WHERE IT SNOWS IN JULY – BEN NEVIS

The drunk on the train asked everybody in outdoor gear who came into the compartment if they were going to ascend Ben Nevis. None of them were. The only one he did not ask, other than an old lady he knew, was myself. I was a puzzle to the drunk as I was wearing a suit and had an ordinary city raincoat.

He would have been surprised to know that I had my outdoor gear in my suitcase and was, weather permitting, intending going up Ben Nevis the next day.

Next morning I looked out of the window to find a blue sky and the sun was shining. Ben Nevis was definitely ‘on’.

In spite of it being so nice and warm in Fort William, besides my lunch and drink, I packed my bad weather gear into my bag. One should always respect the mountain and its moods no matter how good a day it appears to be.

Journey Begins

From Fort William, I walked to the bridge over the River Nevis, crossed it and right up Glen Nevis. Here, there is a road to Achintee Farm, which is at the start of the path up the Ben and where cars can park. Once across the stile at the end of the road here, the journey proper began.

In fact, the first part of the ascent is not on Ben Nevis itself but on Meall an t’Suidhe, which is part of the Ben Nevis range. The path bears left up the slope of the hill and gives good views up and down Glen Nevis. The tourist path is actually the old pony track to the summit of Ben Nevis and is very clear to follow, particularly the lower part. Crossing the gullies are small bridges provided by British Aluminium.

The valley floor dropped gently away at first until the path became steadily steeper. I was thinking that I could do with a sit down for a minute or two when, on rounding a corner, I found that other walkers had had similar thoughts. Shortly, the steep path from the Youth Hostel had joined the track. More people were coming up here. After this came the first zigzag with people apparently wandering in odd directions as the path itself could not be seen from below. The path now turns away from Glen Nevis and passes round a shoulder of Meall an t’Suidhe, rising steadily all the time.

By now, there was virtually a procession up the mountain.

Although it is so close to Ben Nevis proper along here, the summit of the mountain cannot be seen. Many of us had not been wearing jackets, but gradually they were put on as it gradually started to get much colder the higher we climbed. To the right of the track, there is a steep, grassy slope down to a burn well below with another slope on the other side, this being at the foot of the Ben. My first snow was now visible, not very far away up the burn across the valley.

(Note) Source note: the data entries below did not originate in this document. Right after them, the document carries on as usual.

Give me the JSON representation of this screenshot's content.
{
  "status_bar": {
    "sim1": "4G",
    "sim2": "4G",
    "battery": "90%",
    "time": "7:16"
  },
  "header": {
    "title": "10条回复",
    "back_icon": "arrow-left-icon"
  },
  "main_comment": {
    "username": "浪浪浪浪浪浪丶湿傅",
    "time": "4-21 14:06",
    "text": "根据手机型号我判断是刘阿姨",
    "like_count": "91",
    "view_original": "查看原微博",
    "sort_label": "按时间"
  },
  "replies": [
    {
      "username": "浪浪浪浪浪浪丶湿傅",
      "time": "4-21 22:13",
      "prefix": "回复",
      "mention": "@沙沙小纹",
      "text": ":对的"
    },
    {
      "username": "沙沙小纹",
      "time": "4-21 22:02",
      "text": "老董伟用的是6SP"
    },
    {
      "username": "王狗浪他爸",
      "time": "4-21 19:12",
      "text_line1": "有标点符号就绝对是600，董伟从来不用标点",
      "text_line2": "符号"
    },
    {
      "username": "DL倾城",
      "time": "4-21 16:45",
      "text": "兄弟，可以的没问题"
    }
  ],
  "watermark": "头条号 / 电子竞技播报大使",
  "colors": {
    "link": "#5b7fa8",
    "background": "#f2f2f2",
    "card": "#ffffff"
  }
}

Another zigzag section brings the saddle between Meall an t’Suidhe and Carn Dearg, part of Ben Nevis, into view straight ahead. It is moorland country and very easy walking along here with Lochan Meall an t’Suidhe coming into view on the left. Carn Dearg, or the Red Cairn, is part of the Ben Nevis massif and forms part of the familiar outline. The path turns here onto the Ben and continues steadily upwards back towards Glen Nevis.

Halfway Point

Not far from the burn, which is about the halfway point, I came tot he end of the grassy part of the hill slope and it quickly changed to scree. Then views were steadily improving all the time as height was gained, particularly looking along Loch Eil and out to the western mountains. It was fascinating to look across to the path on Meall an t’Suidhe and see the colourful anorak dots heading the same way as myself.

It is strange to think that cars have been up the mountain. The first was a Model T Ford in 1911. Also for a publicity stunt, the climb was repeated in 1928 with a Model A Ford. The likelihood of this happening again is pretty remote as modern cars are very low slung compared with the old Fords.

Where were the people who were coming down? Surely I should have been seeing several by now as the summit could not be that far away.

Suddenly, there it was in front of me. For a few minutes, a patch of cloud obscured the summit, but no matter, I was nearly there.

It seemed odd walking across real snow on a day when people below were dressed for summer. It should always be remembered too that Ben Nevis is only a few hundred short of being capped by a glacier. The average temperature of the summit is in fact just one degree below freezing point. Another indication of the mountain’s height is that the summit is only blessed with an average of two hours sunshine a day.

It was a wonderful arrival being greeted by a snow bunting singing merrily on a cairn, the first one I had ever seen. It was strange to think that I was at the highest point of the British Isles and that everything else was below me.

Pillar

The summit cairn is topped by the Ordnance Survey triangulation pillar and records 4418 feet above sea level. Just by are the ruins of the observatory, which was open from 1883 to 1904 when it was closed for economy reasons. It seems a pity that it does not still exist as many interesting atmospheric phenomena were recorded there and observations are still quoted. The summit observatory was twinned with one at ground level in Fort William for comparison purposes. An orange survival shelter is lashed to the ruins, a reminder that the weather can change very rapidly up here.

After basking in the sunshine about an hour it was time to start back for Fort William. More people were still on their way up, including a party with two dogs. Now it was my turn to tell them how far they had to go and that it was worth the effort.